You've Increased Mileage and Speed Simultaneously
Even though you may be following a sensible program to increase weekly mileage and speed, doing both at the same time can place too high a demand on the body, leading to injury. Technically, this is overtraining, but you're just not thinking of it that way because you've tried to make a point of doing things right. Many runners can get away with very gradual increases in both, but brand new runners, heavier runners and older runners are more susceptible to this type of training injury. Play it safe by building up mileage first, then start training for speed.

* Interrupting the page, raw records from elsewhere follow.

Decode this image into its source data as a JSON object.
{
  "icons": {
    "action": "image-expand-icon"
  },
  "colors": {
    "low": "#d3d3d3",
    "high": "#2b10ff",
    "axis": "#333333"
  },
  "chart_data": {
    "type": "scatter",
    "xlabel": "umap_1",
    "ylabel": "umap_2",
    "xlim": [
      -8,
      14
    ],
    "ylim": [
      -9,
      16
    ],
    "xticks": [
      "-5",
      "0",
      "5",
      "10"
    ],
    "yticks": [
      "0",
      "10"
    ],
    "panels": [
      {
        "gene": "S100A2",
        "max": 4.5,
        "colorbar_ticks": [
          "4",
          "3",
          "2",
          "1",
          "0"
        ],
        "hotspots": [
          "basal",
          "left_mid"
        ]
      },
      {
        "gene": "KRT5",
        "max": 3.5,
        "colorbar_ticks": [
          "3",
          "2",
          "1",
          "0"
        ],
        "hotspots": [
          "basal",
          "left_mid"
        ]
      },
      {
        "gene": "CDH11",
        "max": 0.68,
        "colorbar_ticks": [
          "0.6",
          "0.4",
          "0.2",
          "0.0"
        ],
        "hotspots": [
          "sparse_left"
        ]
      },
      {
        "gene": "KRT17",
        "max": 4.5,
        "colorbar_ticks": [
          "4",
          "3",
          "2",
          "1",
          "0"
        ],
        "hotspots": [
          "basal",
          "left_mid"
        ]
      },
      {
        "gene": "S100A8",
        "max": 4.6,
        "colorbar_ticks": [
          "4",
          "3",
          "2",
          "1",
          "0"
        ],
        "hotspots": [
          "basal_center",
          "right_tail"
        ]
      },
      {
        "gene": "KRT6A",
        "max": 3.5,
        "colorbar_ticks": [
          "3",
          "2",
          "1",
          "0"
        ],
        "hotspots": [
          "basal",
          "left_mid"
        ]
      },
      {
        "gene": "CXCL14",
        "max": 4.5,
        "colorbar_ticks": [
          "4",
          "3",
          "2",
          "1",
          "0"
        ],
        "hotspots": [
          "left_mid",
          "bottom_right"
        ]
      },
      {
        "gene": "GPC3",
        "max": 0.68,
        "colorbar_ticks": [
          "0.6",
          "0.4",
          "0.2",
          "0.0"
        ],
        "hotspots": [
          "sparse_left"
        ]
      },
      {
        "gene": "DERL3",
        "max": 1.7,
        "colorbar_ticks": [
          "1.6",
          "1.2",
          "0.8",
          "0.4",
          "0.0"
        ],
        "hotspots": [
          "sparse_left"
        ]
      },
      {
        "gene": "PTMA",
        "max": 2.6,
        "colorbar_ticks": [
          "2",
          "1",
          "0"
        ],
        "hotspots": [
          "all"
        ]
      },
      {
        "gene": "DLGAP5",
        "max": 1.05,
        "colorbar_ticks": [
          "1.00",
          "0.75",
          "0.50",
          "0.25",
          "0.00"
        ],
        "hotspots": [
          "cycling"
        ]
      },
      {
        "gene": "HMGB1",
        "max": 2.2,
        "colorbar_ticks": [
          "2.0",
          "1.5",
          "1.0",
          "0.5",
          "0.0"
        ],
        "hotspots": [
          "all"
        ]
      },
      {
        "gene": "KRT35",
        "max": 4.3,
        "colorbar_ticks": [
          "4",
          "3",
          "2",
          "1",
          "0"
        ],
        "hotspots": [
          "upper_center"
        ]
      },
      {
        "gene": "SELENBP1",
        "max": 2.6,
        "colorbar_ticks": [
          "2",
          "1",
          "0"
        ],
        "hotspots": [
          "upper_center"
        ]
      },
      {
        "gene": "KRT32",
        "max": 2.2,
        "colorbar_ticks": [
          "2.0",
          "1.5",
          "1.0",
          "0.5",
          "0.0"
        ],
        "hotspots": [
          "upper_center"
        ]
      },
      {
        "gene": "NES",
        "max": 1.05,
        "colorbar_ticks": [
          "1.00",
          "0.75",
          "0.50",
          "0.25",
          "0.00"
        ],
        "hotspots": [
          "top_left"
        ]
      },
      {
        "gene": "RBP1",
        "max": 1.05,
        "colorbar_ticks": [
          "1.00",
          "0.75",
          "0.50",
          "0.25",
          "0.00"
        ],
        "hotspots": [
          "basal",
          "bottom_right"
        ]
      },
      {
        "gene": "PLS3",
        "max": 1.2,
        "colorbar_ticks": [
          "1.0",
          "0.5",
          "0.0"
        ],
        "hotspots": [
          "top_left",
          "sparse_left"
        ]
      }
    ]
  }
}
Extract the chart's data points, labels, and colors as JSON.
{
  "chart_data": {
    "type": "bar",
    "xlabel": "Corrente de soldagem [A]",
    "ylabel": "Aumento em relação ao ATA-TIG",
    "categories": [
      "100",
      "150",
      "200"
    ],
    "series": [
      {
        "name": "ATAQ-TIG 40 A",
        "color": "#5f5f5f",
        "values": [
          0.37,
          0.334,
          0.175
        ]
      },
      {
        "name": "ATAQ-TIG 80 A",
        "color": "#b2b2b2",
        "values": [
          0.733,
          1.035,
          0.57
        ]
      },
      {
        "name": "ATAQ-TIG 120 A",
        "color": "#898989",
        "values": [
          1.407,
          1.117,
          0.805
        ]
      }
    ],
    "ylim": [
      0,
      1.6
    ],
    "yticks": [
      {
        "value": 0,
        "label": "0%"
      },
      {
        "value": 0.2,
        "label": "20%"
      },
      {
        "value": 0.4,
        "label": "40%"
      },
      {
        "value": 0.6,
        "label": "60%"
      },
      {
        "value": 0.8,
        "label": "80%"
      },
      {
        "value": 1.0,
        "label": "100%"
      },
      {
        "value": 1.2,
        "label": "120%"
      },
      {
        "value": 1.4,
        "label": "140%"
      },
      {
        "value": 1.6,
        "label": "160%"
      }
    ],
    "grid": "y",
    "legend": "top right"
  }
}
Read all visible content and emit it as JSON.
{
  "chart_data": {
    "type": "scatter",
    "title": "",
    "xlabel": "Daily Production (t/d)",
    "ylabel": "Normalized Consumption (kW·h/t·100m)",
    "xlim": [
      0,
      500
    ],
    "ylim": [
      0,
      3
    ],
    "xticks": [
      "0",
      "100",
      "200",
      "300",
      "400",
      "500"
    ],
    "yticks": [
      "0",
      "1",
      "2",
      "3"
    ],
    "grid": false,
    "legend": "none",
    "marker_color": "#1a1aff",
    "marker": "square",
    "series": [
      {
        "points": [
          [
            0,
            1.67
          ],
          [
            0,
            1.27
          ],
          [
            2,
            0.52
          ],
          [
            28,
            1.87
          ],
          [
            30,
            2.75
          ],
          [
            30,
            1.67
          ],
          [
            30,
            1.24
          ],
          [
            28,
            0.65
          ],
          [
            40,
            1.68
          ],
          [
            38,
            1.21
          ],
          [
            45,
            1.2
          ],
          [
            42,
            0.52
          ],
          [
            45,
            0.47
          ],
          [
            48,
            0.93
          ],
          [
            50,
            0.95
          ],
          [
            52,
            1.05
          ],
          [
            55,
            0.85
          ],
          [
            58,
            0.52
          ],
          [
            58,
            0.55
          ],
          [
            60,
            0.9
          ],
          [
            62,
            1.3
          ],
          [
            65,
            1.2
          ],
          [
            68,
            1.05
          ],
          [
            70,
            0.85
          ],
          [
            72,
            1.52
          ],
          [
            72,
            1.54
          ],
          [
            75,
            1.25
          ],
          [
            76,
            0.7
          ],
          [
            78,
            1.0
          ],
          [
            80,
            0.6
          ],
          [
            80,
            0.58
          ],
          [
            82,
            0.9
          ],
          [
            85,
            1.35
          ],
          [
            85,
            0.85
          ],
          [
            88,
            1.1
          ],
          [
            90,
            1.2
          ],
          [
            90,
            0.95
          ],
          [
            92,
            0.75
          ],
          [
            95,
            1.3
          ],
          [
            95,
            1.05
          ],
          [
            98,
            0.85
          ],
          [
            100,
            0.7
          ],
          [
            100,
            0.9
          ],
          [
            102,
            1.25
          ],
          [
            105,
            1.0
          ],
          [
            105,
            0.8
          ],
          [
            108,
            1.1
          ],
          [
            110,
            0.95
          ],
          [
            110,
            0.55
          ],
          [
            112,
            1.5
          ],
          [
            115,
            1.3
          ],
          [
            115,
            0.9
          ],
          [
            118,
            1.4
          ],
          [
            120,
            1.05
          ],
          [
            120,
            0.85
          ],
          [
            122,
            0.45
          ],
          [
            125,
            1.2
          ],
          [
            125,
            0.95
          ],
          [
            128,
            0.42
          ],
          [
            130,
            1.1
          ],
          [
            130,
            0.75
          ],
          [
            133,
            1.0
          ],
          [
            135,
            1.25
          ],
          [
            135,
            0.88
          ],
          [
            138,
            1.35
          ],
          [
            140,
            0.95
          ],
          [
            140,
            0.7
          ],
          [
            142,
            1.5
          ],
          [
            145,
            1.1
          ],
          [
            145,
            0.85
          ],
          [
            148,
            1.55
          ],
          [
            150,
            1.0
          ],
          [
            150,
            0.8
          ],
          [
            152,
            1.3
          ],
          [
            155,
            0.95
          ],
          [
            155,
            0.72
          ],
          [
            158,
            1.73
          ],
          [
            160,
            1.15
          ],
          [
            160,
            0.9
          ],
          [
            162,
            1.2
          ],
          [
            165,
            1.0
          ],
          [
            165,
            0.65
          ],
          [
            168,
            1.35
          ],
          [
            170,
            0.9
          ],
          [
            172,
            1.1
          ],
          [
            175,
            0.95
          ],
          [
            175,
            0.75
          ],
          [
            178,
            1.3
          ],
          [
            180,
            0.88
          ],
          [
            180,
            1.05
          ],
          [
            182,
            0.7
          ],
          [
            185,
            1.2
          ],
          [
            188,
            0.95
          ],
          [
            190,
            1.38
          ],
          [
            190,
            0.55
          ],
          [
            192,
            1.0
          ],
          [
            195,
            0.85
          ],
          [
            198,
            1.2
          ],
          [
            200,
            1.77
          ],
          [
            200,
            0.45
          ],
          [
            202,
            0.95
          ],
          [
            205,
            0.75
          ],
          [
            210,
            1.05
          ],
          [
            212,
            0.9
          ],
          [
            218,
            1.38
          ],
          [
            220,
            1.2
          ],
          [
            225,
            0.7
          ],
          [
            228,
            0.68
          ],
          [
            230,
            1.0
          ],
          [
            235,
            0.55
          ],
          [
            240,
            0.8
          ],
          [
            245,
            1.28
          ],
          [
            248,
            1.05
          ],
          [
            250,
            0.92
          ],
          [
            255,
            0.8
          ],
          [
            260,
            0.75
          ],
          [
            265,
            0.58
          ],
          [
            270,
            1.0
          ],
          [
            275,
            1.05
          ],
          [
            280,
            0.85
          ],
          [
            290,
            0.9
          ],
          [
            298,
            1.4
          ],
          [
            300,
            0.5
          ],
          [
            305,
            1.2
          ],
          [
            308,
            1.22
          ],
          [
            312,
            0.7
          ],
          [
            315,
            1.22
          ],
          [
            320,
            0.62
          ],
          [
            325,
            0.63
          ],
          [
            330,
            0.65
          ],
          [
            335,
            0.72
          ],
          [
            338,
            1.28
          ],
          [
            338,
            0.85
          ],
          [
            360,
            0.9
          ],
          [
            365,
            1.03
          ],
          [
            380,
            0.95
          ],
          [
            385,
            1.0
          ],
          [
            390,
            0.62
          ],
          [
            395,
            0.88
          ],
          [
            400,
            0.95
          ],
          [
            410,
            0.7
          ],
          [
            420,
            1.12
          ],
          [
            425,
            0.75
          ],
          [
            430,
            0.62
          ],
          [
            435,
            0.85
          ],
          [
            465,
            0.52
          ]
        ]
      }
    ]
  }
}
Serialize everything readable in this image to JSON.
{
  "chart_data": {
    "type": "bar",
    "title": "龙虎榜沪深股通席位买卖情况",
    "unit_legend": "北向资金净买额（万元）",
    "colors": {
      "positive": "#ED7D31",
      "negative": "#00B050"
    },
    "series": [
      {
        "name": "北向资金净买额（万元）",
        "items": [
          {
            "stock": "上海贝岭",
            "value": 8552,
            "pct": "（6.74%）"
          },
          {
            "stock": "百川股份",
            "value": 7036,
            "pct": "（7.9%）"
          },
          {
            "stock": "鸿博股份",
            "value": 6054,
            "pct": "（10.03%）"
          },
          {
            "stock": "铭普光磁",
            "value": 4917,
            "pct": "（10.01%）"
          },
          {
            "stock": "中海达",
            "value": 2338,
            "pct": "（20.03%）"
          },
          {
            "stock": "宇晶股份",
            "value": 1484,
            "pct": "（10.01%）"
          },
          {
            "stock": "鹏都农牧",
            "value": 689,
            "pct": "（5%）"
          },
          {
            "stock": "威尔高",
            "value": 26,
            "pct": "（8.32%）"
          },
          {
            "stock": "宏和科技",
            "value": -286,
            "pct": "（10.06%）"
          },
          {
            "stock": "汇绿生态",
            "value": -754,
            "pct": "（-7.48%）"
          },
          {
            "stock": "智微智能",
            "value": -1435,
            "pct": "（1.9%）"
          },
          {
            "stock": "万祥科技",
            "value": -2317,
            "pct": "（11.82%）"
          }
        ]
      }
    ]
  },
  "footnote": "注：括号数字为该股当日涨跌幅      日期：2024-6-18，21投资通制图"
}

Learn More: 6 Tips for Heavier Runners
You Refuse to Lift
Don't be one of those runners who never does anything but run! Weak core muscles--glutes, hips, abs and lower back--can contribute to poor form and, ultimately, injury. Work with a coach to add some runner-specific strength training to your schedule two or three days each week, and consider having a professional assess your running posture and gait.
You've Added Too Much Strength
A little strength training is great for runners, but too much can stress the muscles and the central nervous system, leaving you vulnerable to injury. If you find yourself working out six or seven days a week or running and lifting on the same day more than once per week, this could be why you are injured. Even if you only strength train one or two days per week, going heavy or doing energy-demanding lifts at the peak of your running training (in the middle of race season, for example) is just another version of overtraining. Lighten your load by putting limits on your heavy strength training.